Show that $f$ is injective on $\overline{B_{\delta}}$
Prove that the image under $f$ of $\overline{B_{\delta}}$ contains $\overline{B_{\frac{\delta}{2}}}$ (Hint: show that for $y\in\overline{B_{\frac{\delta}{2}}}$, the map $g_y(x) = y + x - f(x)$ takes $\overline{B_{\delta}}$ to itself and has a fixed point.)
Conclude that $f$ has a continuous inverse on some domain containing $\overline{B_{\frac{\delta}{2}}}$
I have shown 1 and 2 but I can't figure out 3.

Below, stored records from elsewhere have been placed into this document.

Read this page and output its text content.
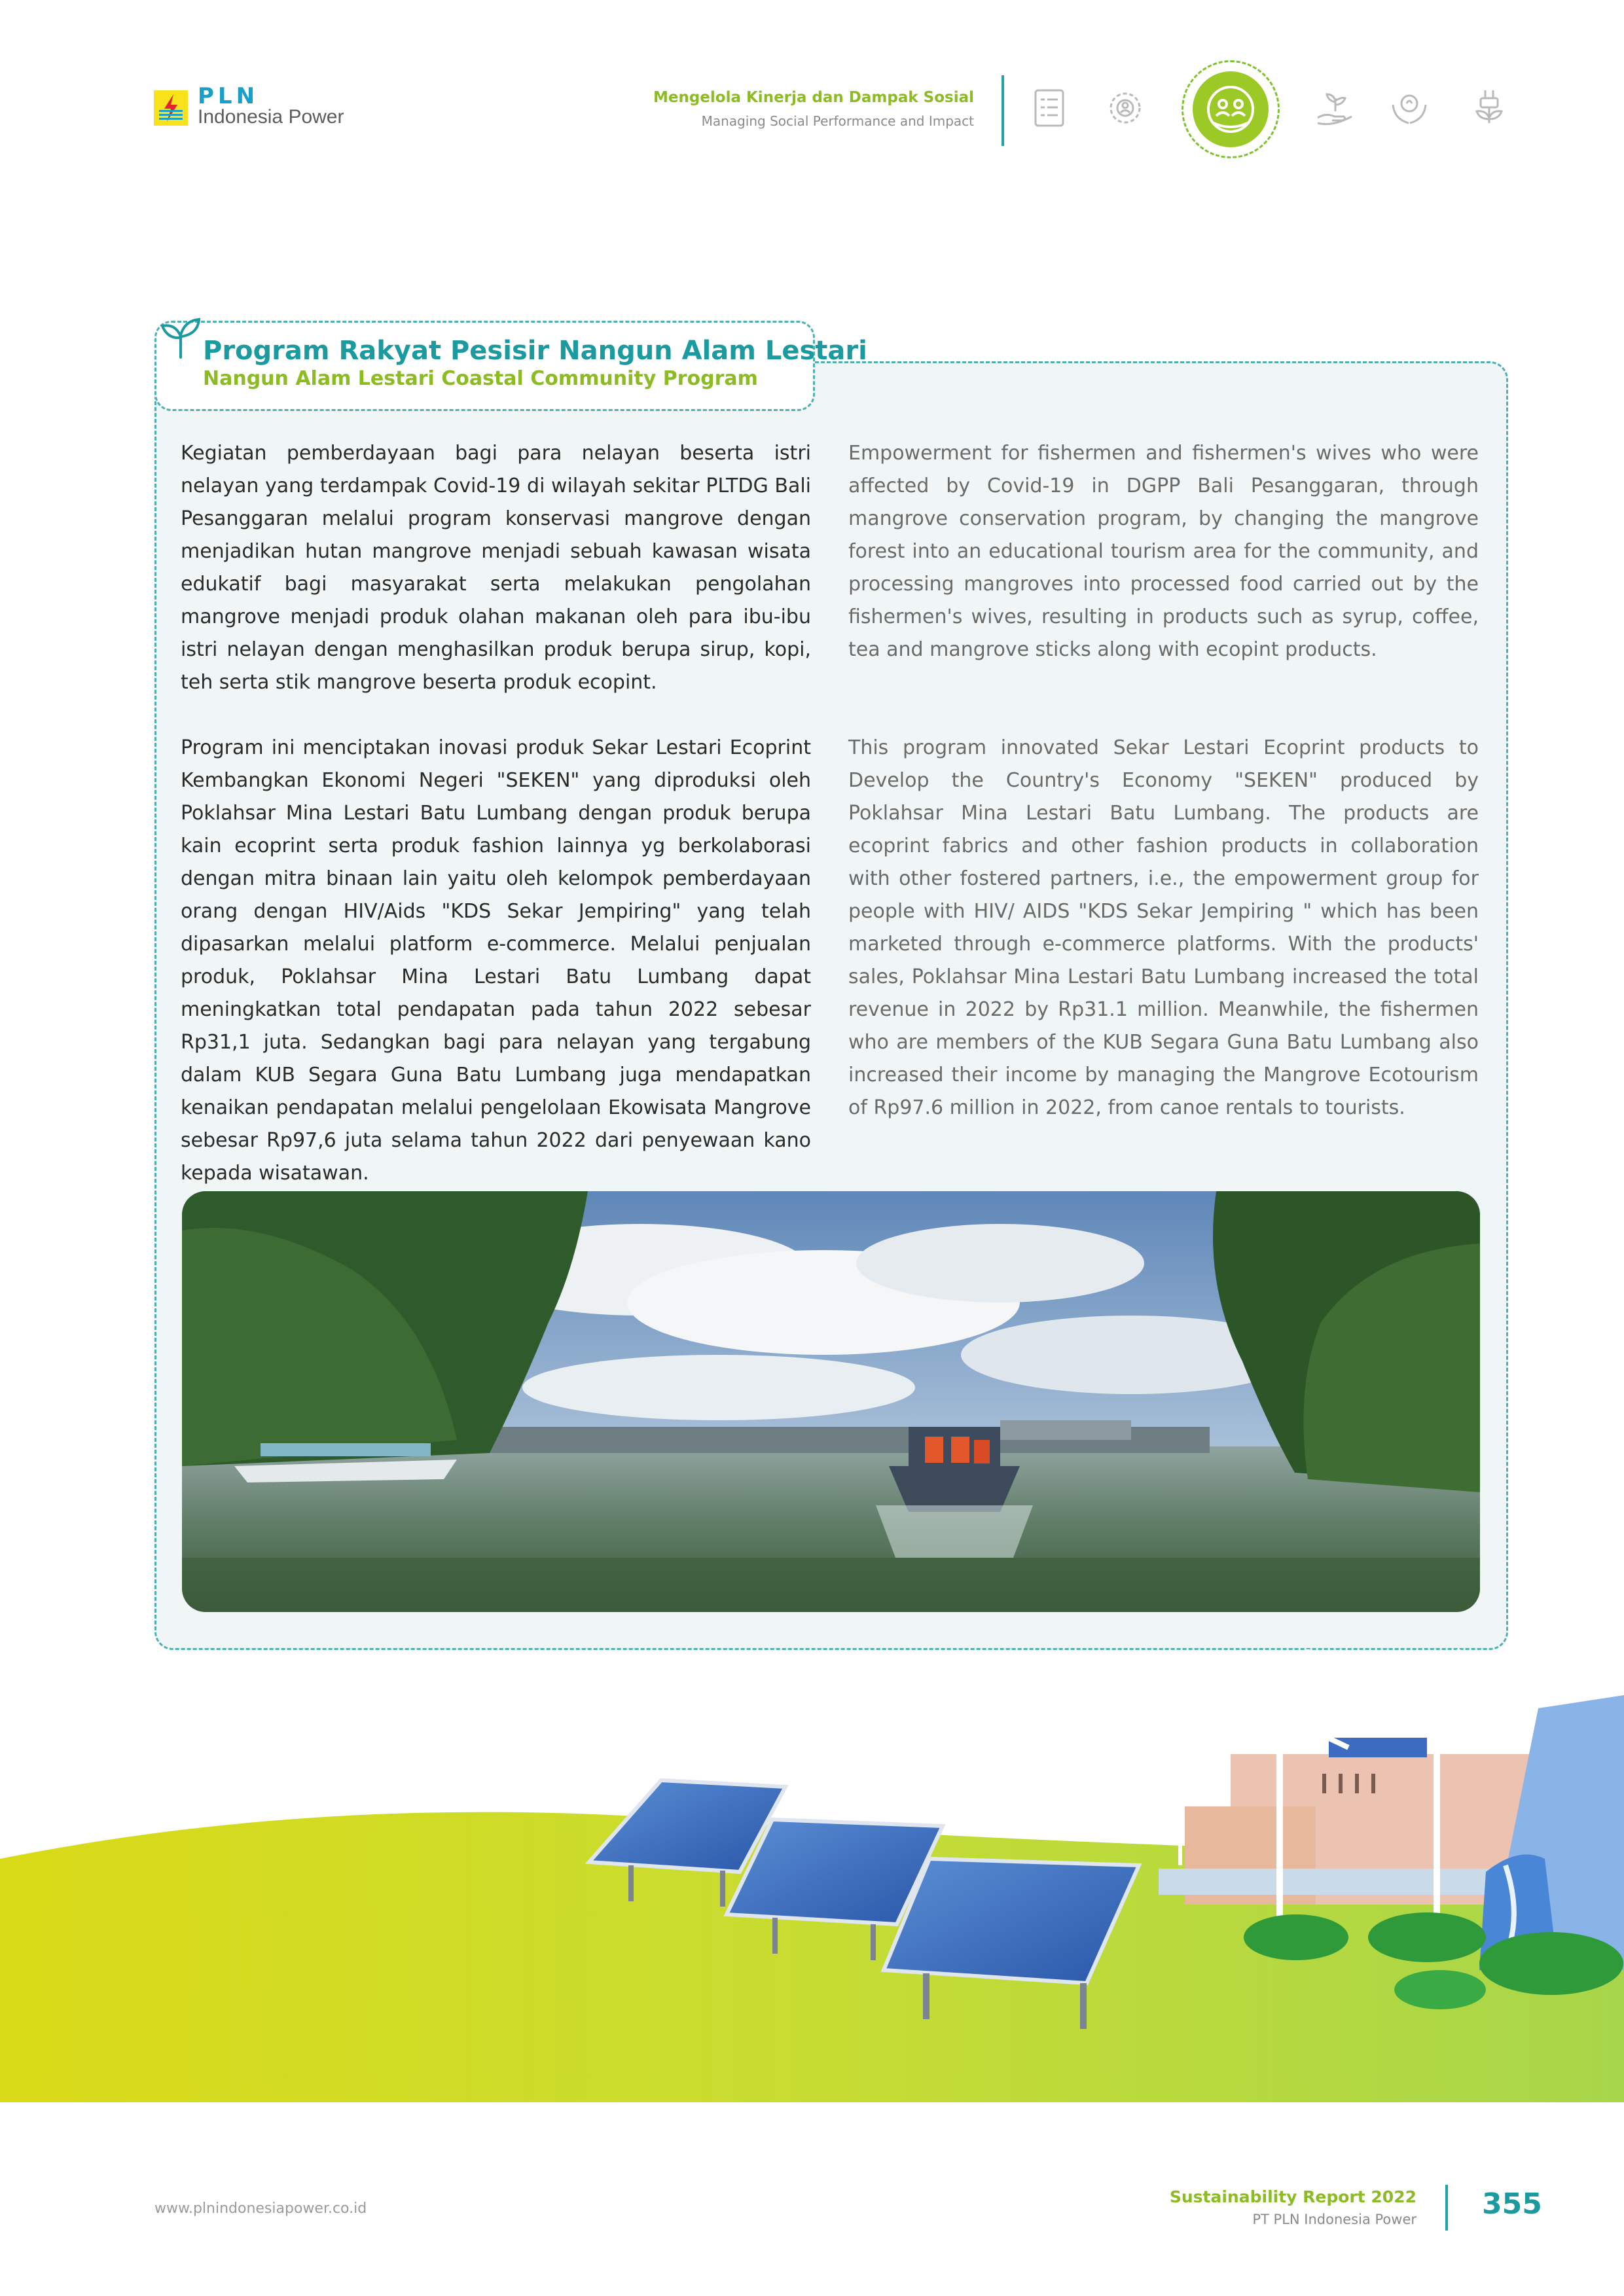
PLN
Indonesia Power
Mengelola Kinerja dan Dampak Sosial
Managing Social Performance and Impact
Program Rakyat Pesisir Nangun Alam Lestari
Nangun Alam Lestari Coastal Community Program
Kegiatan pemberdayaan bagi para nelayan beserta istri nelayan yang terdampak Covid-19 di wilayah sekitar PLTDG Bali Pesanggaran melalui program konservasi mangrove dengan menjadikan hutan mangrove menjadi sebuah kawasan wisata edukatif bagi masyarakat serta melakukan pengolahan mangrove menjadi produk olahan makanan oleh para ibu-ibu istri nelayan dengan menghasilkan produk berupa sirup, kopi, teh serta stik mangrove beserta produk ecopint.
Empowerment for fishermen and fishermen's wives who were affected by Covid-19 in DGPP Bali Pesanggaran, through mangrove conservation program, by changing the mangrove forest into an educational tourism area for the community, and processing mangroves into processed food carried out by the fishermen's wives, resulting in products such as syrup, coffee, tea and mangrove sticks along with ecopint products.
Program ini menciptakan inovasi produk Sekar Lestari Ecoprint Kembangkan Ekonomi Negeri "SEKEN" yang diproduksi oleh Poklahsar Mina Lestari Batu Lumbang dengan produk berupa kain ecoprint serta produk fashion lainnya yg berkolaborasi dengan mitra binaan lain yaitu oleh kelompok pemberdayaan orang dengan HIV/Aids "KDS Sekar Jempiring" yang telah dipasarkan melalui platform e-commerce. Melalui penjualan produk, Poklahsar Mina Lestari Batu Lumbang dapat meningkatkan total pendapatan pada tahun 2022 sebesar Rp31,1 juta. Sedangkan bagi para nelayan yang tergabung dalam KUB Segara Guna Batu Lumbang juga mendapatkan kenaikan pendapatan melalui pengelolaan Ekowisata Mangrove sebesar Rp97,6 juta selama tahun 2022 dari penyewaan kano kepada wisatawan.
This program innovated Sekar Lestari Ecoprint products to Develop the Country's Economy "SEKEN" produced by Poklahsar Mina Lestari Batu Lumbang. The products are ecoprint fabrics and other fashion products in collaboration with other fostered partners, i.e., the empowerment group for people with HIV/ AIDS "KDS Sekar Jempiring " which has been marketed through e-commerce platforms. With the products' sales, Poklahsar Mina Lestari Batu Lumbang increased the total revenue in 2022 by Rp31.1 million. Meanwhile, the fishermen who are members of the KUB Segara Guna Batu Lumbang also increased their income by managing the Mangrove Ecotourism of Rp97.6 million in 2022, from canoe rentals to tourists.
www.plnindonesiapower.co.id
Sustainability Report 2022
PT PLN Indonesia Power 355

By 2. we have $\overline{B_{\frac{\delta}{2}}} \subset f(\overline{B_{\delta}})$. Then by 1. $f:\overline{B_{\delta}} \to f(\overline{B_{\delta}})$ is bijectice. So there is $f^{-1}:f(\overline{B_{\delta}}) \to \overline{B_{\delta}}$ inverse of $f$. Now, for every $x,y \in \overline{B_{\delta}}$ $$ ||f(x)-f(y)||=||f(x)-x-f(y)+y + (x-y)|| \leq ||f(x)-x-f(y)+y|| + ||x-y||. $$ Then $||f(x)-f(y)||\leq (c+1)||x-y||$ for all $x,y \in \overline{B_{\delta}}$. So $f:\overline{B_{\delta}} \to f(\overline{B_{\delta}})$ is continuous. But a continuous invertible function with compact domain has continuous inverse(Try to check this). Since $\overline{B_{\delta}}$ is compact we have that $f$ has a continuous invertible function on $f(\overline{B_{\delta}})$ that contains $\overline{B_{\frac{\delta}{2}}}$.